What the Father sent the Son to do and the Holy Spirit to carry on is the re-establishment of what Proverbs paints for us – a relationship of delight, joy, and love.

This is easy to picture, the Son playing in the garden of the earth and taking delight in the human race. 

Humanity created in the image of the Trinity’s relationship is an object of love for God. The Trinity wants what is best for us. The Trinity wants what will pull us from sin, pain, and sorrow into the realm of heavenly glory.

One key take-away from today’s Solemnity is the joy God takes in us. We tend to think of ourselves as less than worthy/ Perhaps we see ourselves as not quite a joy to ourselves, others, and God. But we are a joy for God. We are His delight.

The Father, Son, and Spirit delight in each other – and they reflect that very same delight toward us.

In the end, this is the very reason for the Son’s sacrifice, for His opening the gates of haven to us. It is so we can get back to our rightful place in God’s presence, so we will be His delight eternally.

As we face the week ahead, let us concentrate on who we are in the Trinity’s eyes and live up to being Their delight. 

Christian Witness, Homilies,

Reflection for the Solemnity of Pentecost 2025

They were astounded, and in amazement they asked, “Are not all these people who are speaking Galileans? Then how does each of us hear them in his native language?”

Let us take account of those in the upper room under the leadership of not quite leaders, the Apostles.

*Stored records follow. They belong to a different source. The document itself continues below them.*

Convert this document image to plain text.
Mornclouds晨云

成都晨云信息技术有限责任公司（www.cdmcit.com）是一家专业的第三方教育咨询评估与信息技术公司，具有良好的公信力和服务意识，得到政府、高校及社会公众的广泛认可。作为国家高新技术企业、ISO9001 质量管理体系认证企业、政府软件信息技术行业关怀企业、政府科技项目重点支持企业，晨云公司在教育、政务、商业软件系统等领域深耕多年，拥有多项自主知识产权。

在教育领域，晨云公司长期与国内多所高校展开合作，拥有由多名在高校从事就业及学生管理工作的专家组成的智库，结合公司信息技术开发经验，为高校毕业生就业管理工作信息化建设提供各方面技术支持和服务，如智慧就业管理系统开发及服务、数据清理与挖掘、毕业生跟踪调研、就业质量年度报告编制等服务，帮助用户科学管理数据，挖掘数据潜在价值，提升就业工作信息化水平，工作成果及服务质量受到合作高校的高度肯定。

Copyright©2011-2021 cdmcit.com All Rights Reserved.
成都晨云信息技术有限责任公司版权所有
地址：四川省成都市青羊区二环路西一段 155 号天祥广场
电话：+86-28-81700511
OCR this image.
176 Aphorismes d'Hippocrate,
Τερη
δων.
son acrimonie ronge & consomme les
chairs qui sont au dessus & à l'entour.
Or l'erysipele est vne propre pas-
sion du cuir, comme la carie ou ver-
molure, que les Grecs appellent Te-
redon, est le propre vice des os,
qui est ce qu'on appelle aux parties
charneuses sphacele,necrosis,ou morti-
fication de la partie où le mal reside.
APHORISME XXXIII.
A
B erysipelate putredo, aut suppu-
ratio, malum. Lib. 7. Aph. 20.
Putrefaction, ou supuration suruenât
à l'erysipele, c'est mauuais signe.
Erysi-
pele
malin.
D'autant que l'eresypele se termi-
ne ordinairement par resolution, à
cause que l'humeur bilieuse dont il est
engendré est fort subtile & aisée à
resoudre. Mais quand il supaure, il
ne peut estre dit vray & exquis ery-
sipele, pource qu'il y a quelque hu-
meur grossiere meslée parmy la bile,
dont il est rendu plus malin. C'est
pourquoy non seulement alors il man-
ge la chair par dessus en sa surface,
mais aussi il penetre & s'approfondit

Apostle itself, a word meaning one sent. Disciples learn, Apostles are sent. What were these sent ones doing locked upstairs and out-of-the-way?

Now certainly they were following Jesus’ instruction: not to leave Jerusalem, but to wait there for the promise of the Father. (Acts 1:4)

Could or should they have done more in the interim? Were opportunities lost in that ten-day period between the Ascension and the descent of the Holy Spirit?

That is a whole bunch of observations and hanging questions.

First, as noted, they were from Galilee or very near. Only Judas wasn’t. Their Galilean accent was different from the Judean one. They stood out. Remember on the night of Jesus’ arrest the woman at the fire identified Peter by his Galilean accent. One interesting thing, and something often misinterpreted, was that these were simple and ignorant men. They were not.

Galilee was a cosmopolitan region. People were more educated, were exposed to more of the world. A good number of the apostles were businessmen. They were not fools.

Like us, these Apostles were ready to be leaders, they were intelligent, they had already been sent, they knew that they had to get to work because if they did not the salvation Jesus offered would be lost to others.

Jesus knew their knowledge, skills, and abilities. He knew they needed just one more thing, the inspiration, gifts, guidance, and power the Holy Spirit offers, so He asked the Father, and the Father sent the Holy Spirit.

All the observations and questions we covered earlier apply equally to us. As with them, we must each lead, go out as ones sent, and follow Jesus’ instruction. And… we have all we need because we have the Holy Spirit here.

The opportunities await and can be easily lost unless we act.